Les Brésiliens « terreplatistes » se sentent pousser des ailes avec Bolsonaro

Au Brésil, 7 % de la population est convaincue que la Terre est plate. Les réseaux sociaux, les Eglises évangéliques et le complotisme de certains membres du gouvernement n’arrangent rien.
Par   Publié le 18 novembre 2019

La Terre vue de la Lune, en 1968.
La Terre vue de la Lune, en 1968. HO / AFP
LETTRE DE SAO PAULO

Pour des « raisons de sécurité », le lieu du rassemblement a été tenu secret jusqu’à la dernière minute. C’est finalement dans un théâtre du quartier de Liberdade, dans le centre de Sao Paulo, qu’a eu lieu dimanche 10 novembre la première « Flat Con » du Brésil. A savoir, un congrès réunissant les adeptes de la théorie pour le moins farfelue selon laquelle la terre serait plate. Oui, plate.
Quelque 500 « terraplanistas » (« terreplatistes » en français) étaient venus écouter une dizaine de conférenciers décidés à faire un sort à la « théorie héliocentrique de la boule mouillée pivotante » et aux affreux « globoloïdes », qui osent croire que la planète est bel et bien ronde. Dans leur ligne de mire, la NASA, qualifiée d’« agence d’Hollywood » par les intervenants et accusée d’être à la tête d’une vaste conspiration internationale, visant à maintenir les humains « éloignés de la vérité » pour les rendre « plus faciles à manipuler ». Rien que ça.

Arguments ubuesques

Car oui, la Terre serait plate. Les organisateurs de la « Flat Con », avec leur tête Jean Ricardo Martins, « journaliste » autoproclamé, « terraplanista » de profession, en sont convaincus. Tous offrent au public des arguments plus ubuesques les uns que les autres : l’horizon et les eaux marines seraient plats, les photos prises de l’espace truquées, les avions en vol ne piquent pas du nez pour éviter de se retrouver dans l’espace… « La Terre plate est simple. La Terre ronde, non », a soutenu Prisca Côco, youtubeuse de mode reconvertie en géophysicienne pour l’occasion.
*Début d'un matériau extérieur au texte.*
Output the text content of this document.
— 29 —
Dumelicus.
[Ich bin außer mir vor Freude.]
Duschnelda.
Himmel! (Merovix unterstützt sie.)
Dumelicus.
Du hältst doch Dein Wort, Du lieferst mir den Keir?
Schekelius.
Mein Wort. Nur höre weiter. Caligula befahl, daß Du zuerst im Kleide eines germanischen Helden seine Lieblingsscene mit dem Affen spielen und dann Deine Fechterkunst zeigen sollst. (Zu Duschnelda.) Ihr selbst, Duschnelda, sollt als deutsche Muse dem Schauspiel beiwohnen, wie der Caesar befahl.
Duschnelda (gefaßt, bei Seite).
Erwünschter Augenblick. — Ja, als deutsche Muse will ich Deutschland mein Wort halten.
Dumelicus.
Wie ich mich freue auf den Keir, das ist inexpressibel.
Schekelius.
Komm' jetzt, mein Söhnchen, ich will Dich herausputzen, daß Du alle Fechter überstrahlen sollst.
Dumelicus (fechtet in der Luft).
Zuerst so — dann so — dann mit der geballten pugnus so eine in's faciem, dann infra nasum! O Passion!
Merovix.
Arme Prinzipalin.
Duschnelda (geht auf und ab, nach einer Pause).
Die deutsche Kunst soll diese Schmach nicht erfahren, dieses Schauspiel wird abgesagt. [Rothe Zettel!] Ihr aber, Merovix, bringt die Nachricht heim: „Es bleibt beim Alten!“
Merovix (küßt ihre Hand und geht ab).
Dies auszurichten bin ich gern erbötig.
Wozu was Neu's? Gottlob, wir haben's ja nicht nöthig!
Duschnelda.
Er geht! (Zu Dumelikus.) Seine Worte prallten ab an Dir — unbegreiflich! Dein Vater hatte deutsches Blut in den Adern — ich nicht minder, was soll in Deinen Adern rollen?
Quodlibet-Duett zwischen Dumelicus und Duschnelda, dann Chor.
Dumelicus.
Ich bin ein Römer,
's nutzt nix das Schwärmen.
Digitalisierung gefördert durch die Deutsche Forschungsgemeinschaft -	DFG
A l’entrée du théâtre, les participants posent face à une carte de la « vraie Terre », à la forme d’un disque (ou d’une pâte à pizza mal étalée, c’est selon). Dans le monde fantasmagorique des « terreplatistes », il n’existe ni système solaire ni univers en expansion. La Terre serait simplement recouverte d’un genre de dôme (appelé « Firmament ») où seraient « fixées » les étoiles et où se mouvraient en cadence le soleil et la lune (qui seraient bizarrement de la même taille). Mais pour celui qui s’aventurerait au « bord » de la carte, pas d’inquiétude : « l’Antarctique servant comme un mur de glace » empêcherait le commun des mortels de « tomber » dans l’espace…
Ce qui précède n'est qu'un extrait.